CHAVES: A EXPOSIÇÃO LEVA O PÚBLICO A UMA VIAGEM NOSTÁLGICA PELA INFÂNCIA

Por Vitor Pereira

Neste fim de semana, vivi uma experiência que me transportou diretamente para um dos períodos mais felizes da minha vida: a infância. Estive na Chaves: A Exposição, que está acontecendo no Rio de Janeiro, acompanhado do meu amigo, o ator Gideão Miranda e seu irmão Lucas Miranda. Foi uma tarde de pura nostalgia, repleta de risadas, lembranças e aquele sentimento doce de revisitar tempos que não voltam, mas que permanecem vivos dentro da gente.

Logo ao entrar na exposição, realizada no shopping Via Parque Shopping, na Barra da Tijuca, fui tomado por uma sensação familiar. Cada cenário recriado com tanto cuidado, a vila do Chaves, a casa do seu Madruga, a sala da Bruxa do 71, entre outros.
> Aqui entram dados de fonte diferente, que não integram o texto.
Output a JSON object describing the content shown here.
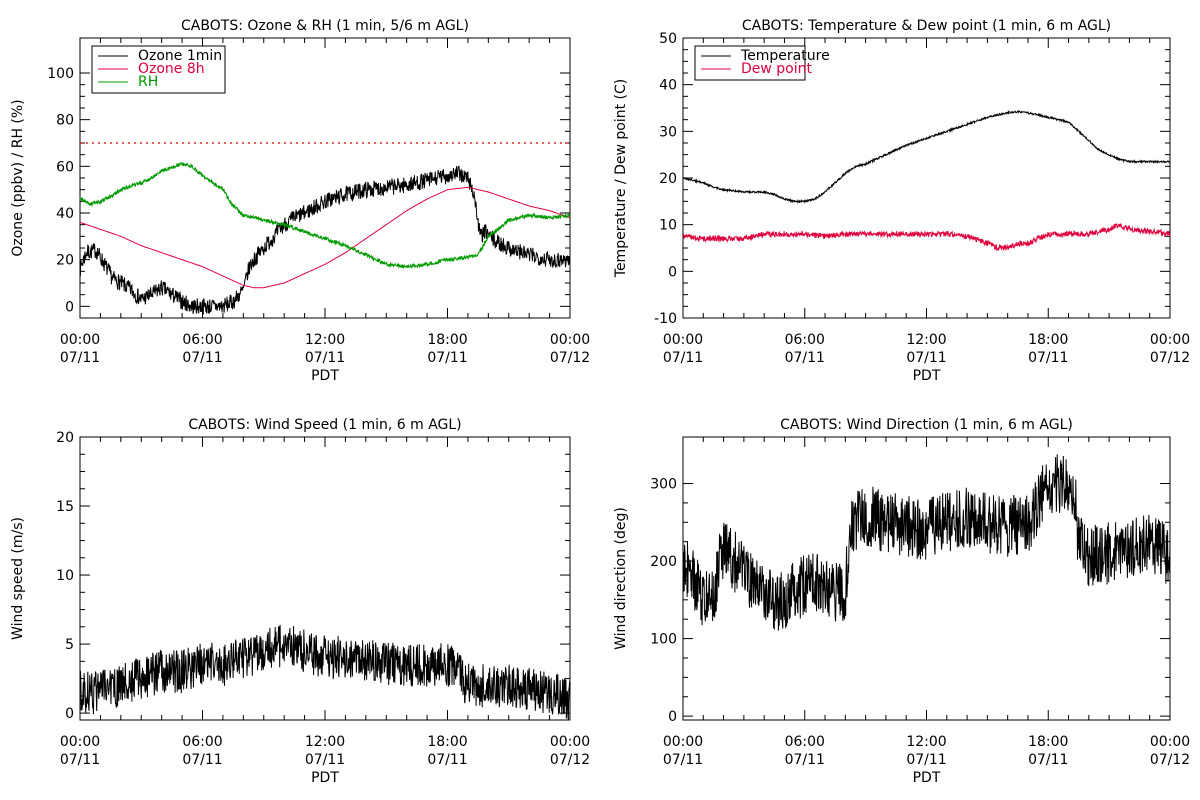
{
  "chart_data": [
    {
      "type": "line",
      "title": "CABOTS: Ozone & RH (1 min, 5/6 m AGL)",
      "xlabel": "PDT",
      "ylabel": "Ozone (ppbv) / RH (%)",
      "xlim": [
        0,
        24
      ],
      "ylim": [
        -5,
        115
      ],
      "yticks": [
        0,
        20,
        40,
        60,
        80,
        100
      ],
      "xticks": [
        {
          "t": 0,
          "time": "00:00",
          "date": "07/11"
        },
        {
          "t": 6,
          "time": "06:00",
          "date": "07/11"
        },
        {
          "t": 12,
          "time": "12:00",
          "date": "07/11"
        },
        {
          "t": 18,
          "time": "18:00",
          "date": "07/11"
        },
        {
          "t": 24,
          "time": "00:00",
          "date": "07/12"
        }
      ],
      "legend": {
        "placement": "top-left"
      },
      "reference_line": {
        "y": 70,
        "color": "#e00000",
        "style": "dotted"
      },
      "series": [
        {
          "name": "Ozone 1min",
          "color": "#000000",
          "noise": 3.5,
          "x": [
            0,
            0.3,
            0.8,
            1.2,
            1.6,
            2,
            2.5,
            3,
            3.5,
            4,
            4.5,
            5,
            5.5,
            6,
            6.5,
            7,
            7.5,
            8,
            8.3,
            8.7,
            9,
            9.5,
            10,
            10.5,
            11,
            12,
            13,
            14,
            15,
            16,
            17,
            17.5,
            18,
            18.5,
            19,
            19.3,
            19.6,
            19.9,
            20.3,
            21,
            22,
            23,
            23.5,
            24
          ],
          "y": [
            16,
            23,
            24,
            18,
            12,
            10,
            7,
            3,
            5,
            8,
            5,
            2,
            0,
            0,
            0,
            0,
            2,
            7,
            17,
            22,
            25,
            30,
            35,
            38,
            40,
            45,
            48,
            50,
            51,
            52,
            54,
            55,
            56,
            57,
            55,
            48,
            30,
            32,
            28,
            25,
            22,
            20,
            20,
            20
          ]
        },
        {
          "name": "Ozone 8h",
          "color": "#e0003c",
          "noise": 0,
          "x": [
            0,
            1,
            2,
            3,
            4,
            5,
            6,
            7,
            7.5,
            8,
            8.5,
            9,
            10,
            11,
            12,
            13,
            14,
            15,
            16,
            17,
            18,
            19,
            20,
            21,
            22,
            23,
            24
          ],
          "y": [
            36,
            33,
            30,
            26,
            23,
            20,
            17,
            13,
            11,
            9,
            8,
            8,
            10,
            14,
            18,
            23,
            29,
            35,
            41,
            46,
            50,
            51,
            49,
            46,
            43,
            41,
            38
          ]
        },
        {
          "name": "RH",
          "color": "#009900",
          "noise": 0.8,
          "x": [
            0,
            0.5,
            1,
            1.5,
            2,
            3,
            3.5,
            4,
            5,
            5.5,
            6,
            6.5,
            7,
            7.5,
            8,
            8.5,
            9,
            10,
            11,
            12,
            13,
            14,
            15,
            16,
            17,
            18,
            19,
            19.5,
            20,
            20.5,
            21,
            22,
            23,
            24
          ],
          "y": [
            46,
            44,
            45,
            47,
            50,
            53,
            55,
            58,
            61,
            60,
            56,
            53,
            50,
            43,
            39,
            38,
            37,
            35,
            32,
            29,
            26,
            22,
            18,
            17,
            18,
            20,
            21,
            22,
            30,
            33,
            37,
            39,
            38,
            39
          ]
        }
      ]
    },
    {
      "type": "line",
      "title": "CABOTS: Temperature & Dew point (1 min, 6 m AGL)",
      "xlabel": "PDT",
      "ylabel": "Temperature / Dew point (C)",
      "xlim": [
        0,
        24
      ],
      "ylim": [
        -10,
        50
      ],
      "yticks": [
        -10,
        0,
        10,
        20,
        30,
        40,
        50
      ],
      "xticks": [
        {
          "t": 0,
          "time": "00:00",
          "date": "07/11"
        },
        {
          "t": 6,
          "time": "06:00",
          "date": "07/11"
        },
        {
          "t": 12,
          "time": "12:00",
          "date": "07/11"
        },
        {
          "t": 18,
          "time": "18:00",
          "date": "07/11"
        },
        {
          "t": 24,
          "time": "00:00",
          "date": "07/12"
        }
      ],
      "legend": {
        "placement": "top-left"
      },
      "series": [
        {
          "name": "Temperature",
          "color": "#000000",
          "noise": 0.2,
          "x": [
            0,
            0.5,
            1,
            1.5,
            2,
            3,
            4,
            4.5,
            5,
            5.5,
            6,
            6.5,
            7,
            7.5,
            8,
            8.5,
            9,
            10,
            11,
            12,
            13,
            14,
            15,
            16,
            16.5,
            17,
            17.5,
            18,
            19,
            20,
            20.5,
            21,
            21.5,
            22,
            23,
            24
          ],
          "y": [
            20,
            19.5,
            19,
            18,
            17.5,
            17,
            17,
            16.5,
            15.5,
            15,
            15,
            15.5,
            17,
            19,
            21,
            22.5,
            23,
            25,
            27,
            28.5,
            30,
            31.5,
            33,
            34,
            34.2,
            34,
            33.5,
            33,
            32,
            28,
            26,
            25,
            24,
            23.5,
            23.5,
            23.5
          ]
        },
        {
          "name": "Dew point",
          "color": "#e0003c",
          "noise": 0.6,
          "x": [
            0,
            1,
            2,
            3,
            4,
            5,
            6,
            7,
            8,
            9,
            10,
            11,
            12,
            13,
            14,
            15,
            15.5,
            16,
            16.5,
            17,
            18,
            19,
            20,
            21,
            21.5,
            22,
            23,
            24
          ],
          "y": [
            7.5,
            7,
            7,
            7,
            8,
            8,
            8,
            7.5,
            8,
            8,
            8,
            8,
            8,
            8,
            7.5,
            6,
            5,
            5,
            6,
            6,
            8,
            8,
            8,
            9,
            10,
            9,
            8.5,
            8
          ]
        }
      ]
    },
    {
      "type": "line",
      "title": "CABOTS: Wind Speed (1 min, 6 m AGL)",
      "xlabel": "PDT",
      "ylabel": "Wind speed (m/s)",
      "xlim": [
        0,
        24
      ],
      "ylim": [
        -0.5,
        20
      ],
      "yticks": [
        0,
        5,
        10,
        15,
        20
      ],
      "xticks": [
        {
          "t": 0,
          "time": "00:00",
          "date": "07/11"
        },
        {
          "t": 6,
          "time": "06:00",
          "date": "07/11"
        },
        {
          "t": 12,
          "time": "12:00",
          "date": "07/11"
        },
        {
          "t": 18,
          "time": "18:00",
          "date": "07/11"
        },
        {
          "t": 24,
          "time": "00:00",
          "date": "07/12"
        }
      ],
      "series": [
        {
          "name": "",
          "color": "#000000",
          "noise": 1.6,
          "x": [
            0,
            1,
            2,
            3,
            4,
            5,
            6,
            7,
            8,
            9,
            10,
            11,
            12,
            13,
            14,
            15,
            16,
            17,
            18,
            18.5,
            19,
            20,
            21,
            22,
            23,
            24
          ],
          "y": [
            1.5,
            1.5,
            2,
            2.5,
            3,
            3,
            3.5,
            3.5,
            4,
            4.5,
            5,
            4.5,
            4,
            4,
            3.8,
            3.5,
            3.5,
            3.5,
            3.5,
            3,
            2,
            2,
            2,
            1.8,
            1.5,
            1
          ]
        }
      ]
    },
    {
      "type": "line",
      "title": "CABOTS: Wind Direction (1 min, 6 m AGL)",
      "xlabel": "PDT",
      "ylabel": "Wind direction (deg)",
      "xlim": [
        0,
        24
      ],
      "ylim": [
        -5,
        360
      ],
      "yticks": [
        0,
        100,
        200,
        300
      ],
      "xticks": [
        {
          "t": 0,
          "time": "00:00",
          "date": "07/11"
        },
        {
          "t": 6,
          "time": "06:00",
          "date": "07/11"
        },
        {
          "t": 12,
          "time": "12:00",
          "date": "07/11"
        },
        {
          "t": 18,
          "time": "18:00",
          "date": "07/11"
        },
        {
          "t": 24,
          "time": "00:00",
          "date": "07/12"
        }
      ],
      "series": [
        {
          "name": "",
          "color": "#000000",
          "noise": 40,
          "x": [
            0,
            0.5,
            1,
            1.5,
            2,
            2.5,
            3,
            3.5,
            4,
            5,
            6,
            7,
            7.5,
            8,
            8.2,
            8.5,
            9,
            10,
            11,
            12,
            13,
            14,
            15,
            16,
            17,
            18,
            19,
            19.3,
            19.5,
            20,
            21,
            22,
            23,
            24
          ],
          "y": [
            200,
            180,
            150,
            160,
            220,
            200,
            190,
            170,
            150,
            150,
            170,
            170,
            160,
            160,
            240,
            250,
            260,
            250,
            245,
            240,
            250,
            255,
            250,
            245,
            250,
            300,
            300,
            290,
            220,
            205,
            210,
            215,
            225,
            205
          ]
        }
      ]
    }
  ]
}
Enquanto caminhava pelos espaços, não pude deixar de lembrar do privilégio que tive, quando criança, de assistir ao Chaves. Era um ritual sagrado. Lembro como se fosse hoje: eu tinha por volta de 10 anos de idade e costumava brincar com um amigo da escola, o Gabriel Gomes. A gente passava a tarde toda inventando brincadeiras, mas bastava chegar a hora do programa que tudo parava. Corríamos para a televisão, ríamos das mesmas piadas de sempre, e ainda assim, parecia que era a primeira vez.

Essas pequenas lembranças tão simples, mas tão cheias de significado, me fizeram perceber como a infância é um lugar que nunca nos abandona. O que vivemos lá atrás continua moldando quem somos hoje. E revisitar o universo do Chaves foi, de certa forma, reencontrar o menino que eu fui: curioso, sonhador e encantado com o poder da imaginação.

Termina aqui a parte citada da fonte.